Durex owner Reckitt Benckiser (RB) is being forced to license the K-Y Jelly brand in the UK to a rival to ease competition concerns. Shares in the FTSE 100 group have plunged 2.7% to 5,960p as a result.

RB agreed to buy the global rights of the K-Y brand from a subsidiary of US rival Johnson & Johnson in March 2014 but the deal has come under intense scrutiny from the Competition and Markets Authority (CMA) amid fears of higher prices.

The watchdog concluded in its final report, published today, that the merger could lead to a “substantial lessening” in competition making customers buying these products in grocery retailers and national pharmacy chains worse off.

RB will have to license K-Y in the UK to a competitor for eight years to remedy the CMA’s concerns and allow time for the development a new brand which could rival the Durex range.
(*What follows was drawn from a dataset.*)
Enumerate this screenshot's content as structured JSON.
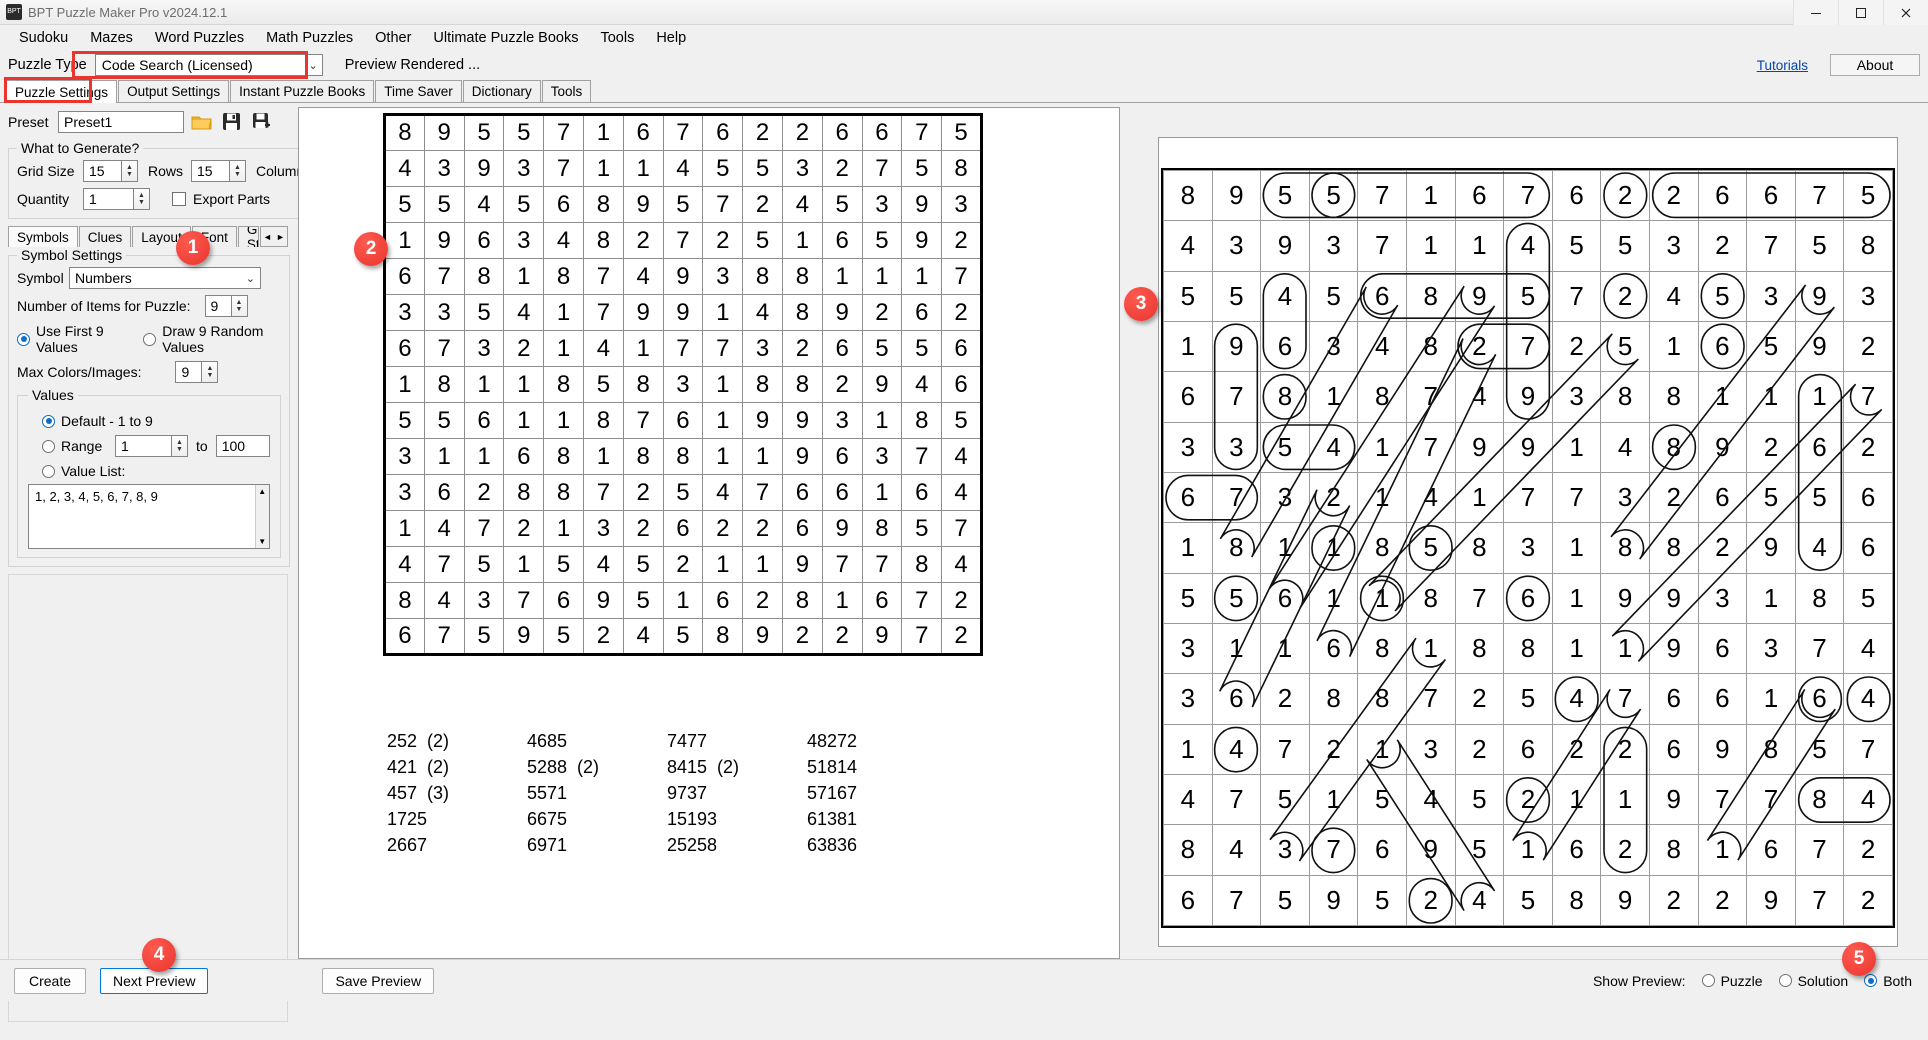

“Consumers and retailers differentiate between these two products to some extent,” said Phil Evans, chairman of the Reckitt Benckiser/K-Y brand inquiry group. “However, on balance, there is enough of an overlap in the market for personal lubricants for there to be a realistic prospect of consumers facing less competition and possibly higher prices.

“The licence will also facilitate that new brand in gaining access to supermarkets and national pharmacy chains to protect competition.”

K-Y and Durex hold almost three-quarters of the market share in grocers and national pharmacies, where the majority of customers buy these products. The CMA added that, historically, smaller scale suppliers have had little success getting access to the shelves in these larger shops.